Thesis title:   Machine Learning Methods for Inverse Problems in Fluid Dynamics  

School/ Faculty:   School of Computing (EPS)  

Supervisors:   Professor Peter Jimack, Dr He Wang (UCL), Dr Amirul Khan  

Tell us a bit about yourself:  

I'm a second year PhD student here at the University of Leeds. My undergraduate degree is a MMath in applied mathematics from Newcastle University. I’ve always been captivated by fluid motion, and during my undergrad I took all the fluid dynamics modules available to me, along with undertaking a master’s project that simulated atmospheric turbulence.   

As part of the University of Leeds competitive climbing team, when I’m not hunched over a laptop in the Bragg building, I’m probably fighting my way up a wall in one of Leeds many climbing gyms. If you see me in my element, feel free to say hi, I love to share my opinions on the most recent set of climbs.  

What is your research about?  

I’m looking at the potential of machine learning applications to the field of fluid dynamics. Currently, I’m extending the concept of a PINN (physics informed neural network) to incorporate the prior information we have of a system (such as the governing equations) in the form of a hard constraint.

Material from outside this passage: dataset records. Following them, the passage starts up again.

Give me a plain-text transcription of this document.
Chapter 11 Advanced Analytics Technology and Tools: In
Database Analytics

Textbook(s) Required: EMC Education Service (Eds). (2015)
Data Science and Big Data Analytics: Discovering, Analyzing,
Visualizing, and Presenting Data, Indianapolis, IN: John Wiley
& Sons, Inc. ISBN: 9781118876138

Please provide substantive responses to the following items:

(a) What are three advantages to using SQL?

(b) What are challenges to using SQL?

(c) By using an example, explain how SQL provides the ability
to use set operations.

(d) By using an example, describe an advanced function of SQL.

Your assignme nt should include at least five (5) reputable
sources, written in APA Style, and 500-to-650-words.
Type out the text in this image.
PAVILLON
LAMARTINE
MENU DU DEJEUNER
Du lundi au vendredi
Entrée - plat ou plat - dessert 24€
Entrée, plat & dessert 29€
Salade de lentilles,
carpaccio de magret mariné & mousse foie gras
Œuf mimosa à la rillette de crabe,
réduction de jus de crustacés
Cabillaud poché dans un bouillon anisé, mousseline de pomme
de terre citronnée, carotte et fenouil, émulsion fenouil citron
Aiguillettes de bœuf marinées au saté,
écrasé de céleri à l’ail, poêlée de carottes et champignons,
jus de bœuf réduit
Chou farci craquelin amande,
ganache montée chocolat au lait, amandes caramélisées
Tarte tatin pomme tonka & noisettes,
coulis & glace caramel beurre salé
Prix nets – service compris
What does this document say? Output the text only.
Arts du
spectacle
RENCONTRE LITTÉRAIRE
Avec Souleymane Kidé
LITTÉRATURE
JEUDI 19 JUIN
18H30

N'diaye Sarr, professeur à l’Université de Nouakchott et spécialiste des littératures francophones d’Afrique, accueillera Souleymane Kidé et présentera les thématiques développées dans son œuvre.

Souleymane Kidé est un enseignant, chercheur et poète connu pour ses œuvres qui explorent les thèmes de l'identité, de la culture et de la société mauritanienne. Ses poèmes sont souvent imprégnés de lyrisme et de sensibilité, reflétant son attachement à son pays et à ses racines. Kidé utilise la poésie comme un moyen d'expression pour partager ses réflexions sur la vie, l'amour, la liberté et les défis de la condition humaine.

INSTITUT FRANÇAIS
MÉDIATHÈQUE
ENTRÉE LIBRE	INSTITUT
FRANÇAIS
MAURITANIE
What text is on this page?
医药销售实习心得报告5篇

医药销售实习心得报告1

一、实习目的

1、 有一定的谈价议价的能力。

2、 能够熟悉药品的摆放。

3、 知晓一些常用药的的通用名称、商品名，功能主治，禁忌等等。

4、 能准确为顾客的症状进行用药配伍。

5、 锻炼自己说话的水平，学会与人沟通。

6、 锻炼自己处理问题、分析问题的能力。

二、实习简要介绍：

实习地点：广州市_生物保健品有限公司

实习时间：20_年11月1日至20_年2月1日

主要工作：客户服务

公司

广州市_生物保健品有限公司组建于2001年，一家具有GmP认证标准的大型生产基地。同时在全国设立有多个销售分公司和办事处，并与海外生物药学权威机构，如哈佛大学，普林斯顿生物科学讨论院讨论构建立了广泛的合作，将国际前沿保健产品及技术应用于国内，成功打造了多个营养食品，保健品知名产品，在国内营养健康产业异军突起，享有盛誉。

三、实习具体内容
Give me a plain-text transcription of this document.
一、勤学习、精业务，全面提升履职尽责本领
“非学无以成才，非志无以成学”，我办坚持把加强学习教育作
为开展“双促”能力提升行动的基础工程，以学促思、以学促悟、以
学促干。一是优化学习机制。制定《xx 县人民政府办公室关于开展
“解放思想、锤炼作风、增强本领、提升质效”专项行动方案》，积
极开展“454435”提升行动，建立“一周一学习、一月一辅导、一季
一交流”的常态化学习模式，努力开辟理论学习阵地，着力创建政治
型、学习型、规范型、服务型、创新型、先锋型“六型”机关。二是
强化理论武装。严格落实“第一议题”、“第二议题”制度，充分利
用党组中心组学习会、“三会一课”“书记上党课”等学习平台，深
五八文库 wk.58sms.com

I intend to expand the methods I develop to the inverse problem of discovering parameters of the system from noisy or incomplete sensor data.  

What did you wish you knew before starting a PhD?  

I wish someone had told me that it’s ok to be a bit lost during your first year. Leaving the structure of a taught degree and the rigor of the field of mathematics meant that the self-directed research into machine learning felt very foreign to me. My advice to new PhDs would be to ask their peers in later years what resources they found useful, and to (shallowly) explore anything that looks interesting.  

What are your plans for the future?  

I come from a family of academics, and so it feels quite natural to me to explore that vocation. I imagine when I finish my PhD I will investigate post-doctoral positions, potentially looking at placements outside the UK in mainland Europe. Learning new things and sharing that knowledge drives me, so hopefully one day I will get the opportunity to teach students about the beauty of fluid dynamics.